Voter fraud in the U.S. – primary perpetrated by left-leaning organizations?

Not sure of your meaning there. I simply meant that the Democratic political machines in big cities have no incentive to disprove these claims, and one of those reasons is that it discourages the opposition. I don’t think they started these claims at all.

There is the noted case in the 1960 election where Joseph Kennedy made a joke about not paying for a landslide. However in that case I believe he was trying to exagerrate his own influence.

Nothing so crude-the Ward Boss has the ballots premarked before the election-he just feeds them into the machine. Since no voter ID is required, nobody says anything.

Do we even have *ward *bosses anymore?

Aside from the fact that Ralph has no cites and is just offering pure fantasy, how would voter ID keep ward bosses from pre-marking ballots?

That would not be voter fraud, that would be ballot-box stuffing; different thing entirely, and not preventable, obviously, by requiring the voter to show ID.

Again, unless his first name is Ward, Mr. Boss isn’t a cite, it’s a fantasy villain. Name ONE ward boss who has done this. Name the parties involved, the date, the location.

This is the second request for an actual instance of this crime occurring. Ignore this, and I’ll assume you’re just making it up.

Exactly. This is the point I don’t get about people who have a hard-on about enacting voter ID laws. If you really think people are conspiring to sway elections by committing large scale voter registration fraud, then rounding up actual people to go vote in multiple districts, why would an ID law stop them? All they need to do is have a poll worker they know or paid “check” the IDs. Why would that small stumbling block deter someone conducting large scale fraud involving multiple people?

Yes. Of course, you have to realize, I was arguing not against an actual case, but against your feverish imagined hypothetical, for which you have yet to offer evidence of actually happening. And even then, you know what’s interesting? Voter ID laws wouldn’t stop this. In fact, nothing short of a complete crackdown on the system would. I’m kind of confused why you think that voter ID would stop him from feeding them into the machine.

I think we’re talking past each other tbh, I’m just confused.

I assume you were responding to my assertion that the State of Illinois Republicans didn’t want a state wide review of the 1960 election, or my speculation that Democratic politicians in big cities didn’t mind their reputation for rigging elections.

You’re in Massachusetts. From what I understand of the laws here, you have to either return the census forms your city elections department sends out every year or have voted in the last election to keep from showing ID. It’s been years since I’ve had that happen.

I’m really not sure how the scam you’re proposing is supposed to work. The ward boss (whatever you mean by that) has to get the ballots one at a time by giving the poll worker a name and address of a registered voter who hasn’t been marked as having to show ID by the criteria mentioned above. Then he has to fill out the ballot, and give his name and address to a different poll worker when he puts it in the machine. It’s far from a foolproof system, but there’s no point of cheating unless you do it on a large scale. And any effort to do it at that scale is going to drastically increase the chance of getting caught, or require a lot of co-conspirators.

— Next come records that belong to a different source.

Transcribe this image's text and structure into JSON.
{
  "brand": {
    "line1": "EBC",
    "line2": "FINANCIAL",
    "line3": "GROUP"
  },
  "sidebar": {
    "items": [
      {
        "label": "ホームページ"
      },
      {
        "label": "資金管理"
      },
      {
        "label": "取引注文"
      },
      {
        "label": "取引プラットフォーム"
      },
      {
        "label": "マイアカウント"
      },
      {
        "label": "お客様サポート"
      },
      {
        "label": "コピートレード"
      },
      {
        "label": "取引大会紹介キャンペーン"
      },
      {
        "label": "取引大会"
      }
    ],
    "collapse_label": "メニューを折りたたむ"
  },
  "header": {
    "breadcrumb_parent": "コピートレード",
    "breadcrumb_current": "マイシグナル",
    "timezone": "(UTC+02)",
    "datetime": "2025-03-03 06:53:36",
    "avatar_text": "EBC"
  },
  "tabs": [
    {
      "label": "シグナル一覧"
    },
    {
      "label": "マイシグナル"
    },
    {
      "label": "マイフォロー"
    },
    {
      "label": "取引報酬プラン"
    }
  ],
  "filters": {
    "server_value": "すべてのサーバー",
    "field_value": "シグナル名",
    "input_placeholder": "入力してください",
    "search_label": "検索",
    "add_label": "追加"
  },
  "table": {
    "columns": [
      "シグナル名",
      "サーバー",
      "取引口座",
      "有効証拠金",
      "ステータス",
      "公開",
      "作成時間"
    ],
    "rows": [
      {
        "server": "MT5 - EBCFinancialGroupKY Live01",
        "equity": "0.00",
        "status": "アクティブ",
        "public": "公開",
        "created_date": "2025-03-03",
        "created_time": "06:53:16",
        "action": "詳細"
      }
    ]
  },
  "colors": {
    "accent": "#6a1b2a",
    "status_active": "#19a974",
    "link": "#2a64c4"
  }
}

Voter registration fraud will be more frequently associated with leftish organizations. They may or may not be perpetrating the fraud, but they’re largely the ones handing in the fraudulent forms.

That’s because conservative and right-leaning groups do registration drives less often (presumably because Republicans are philosophically inclined to say that people who want to register to vote should shlep down to the board of elections rather than doing it at a table in the mall).

Arguably true; it’s the rare election nowadays in which the Republican candidate is better for those demographics than the Democrat is.

The heyday of machine politics is long past, though at the time it was mostly Democrats.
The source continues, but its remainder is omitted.